Nate went on: "But what if it turns out that Nollop wasn't the only man capable of cobbling such a sentence?"
"But he was."
"But what if there have been others?"
"There have been no others, Mr. Warren. We are fairly certain of this."
"Fairly, but not absolutely. Please, Mr. Lyttle, hear me out. What if it were possible for someone other than Nollop to come up with such a sentence, in say—hmmm, what might be an appropriate—"
Lyttle wasn't one to let others finish their sentences: "If I were to give you until the last setting sun, Mr. Warren, it cannot—simply will not happen. Why, it's pure, utter futility!"
"Your point isn't a complex one, Mr. Warren. What you are saying is that if there exists such a person with such a gift, why, we might have to place that special person right up there with Nollop. On the very same plane. Is that not the thrust of your argument?"
"If he or she is successful, well, naturally we—"
"Is this a challenge, Mr. Warren?"
"Might you welcome such a challenge, Mr. Lyttle?"
"I may not welcome it. I might, however, in proper fairness, entertain it."
"Then I'll make it official. It's a challenge. Will you take it to the Council?"
"A sentence of thirty-five letters or less." Then a crinkle—no, an elaborate furrow to Lyttle's hoary brow. He was thinking. Intense, all-important, history-making thoughts. "No. It must be conclusive. Thirty-five letters isn't conclusive. I suggest thirty-three, no— thirty-two letters."
"But that leaves a mere six for replication. Six!"
"That's my offer. Take it or leave it."
"How long will you give us, Mr. Lyttle? Remembering, of course, that Nollop spent all of his youth creating his sentence."
"Well, I certainly won't allow more than a few weeks. Especially with all the help you will be receiving. You'll have until November 16—Nollop's birth anniversary. Remember, as well, that this offer must still win approval by the Council."
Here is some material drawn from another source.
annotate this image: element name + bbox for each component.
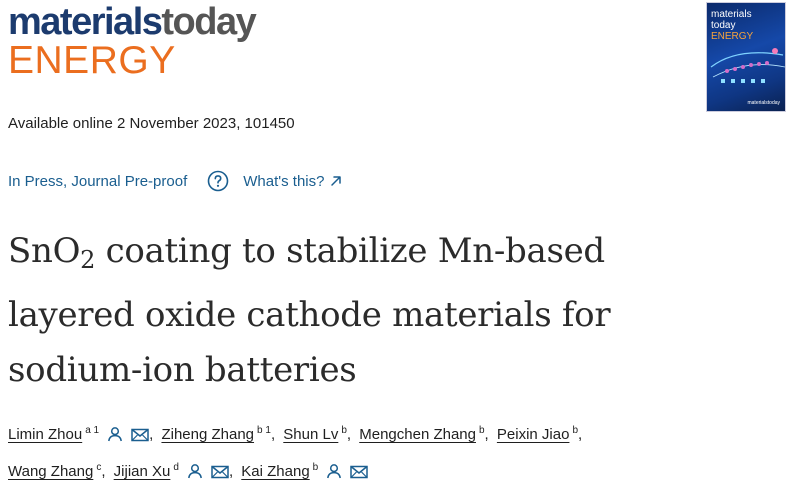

Nate thought this fair. The two men shook on it.
At the subterra meeting tonight the challenge will be put to all present. We hope to relay it throughout the nation. (Please cast it about the Village on our behalf.)
We will cross our fingers that the Council approves. We'll know nothing until after the council session tomorrow morning.
With this most encouraging news I'll close, but not without saying farewell to my favorite breakfast cereal. (You will, of course, remember to throw out the Special K, yes, Mother?)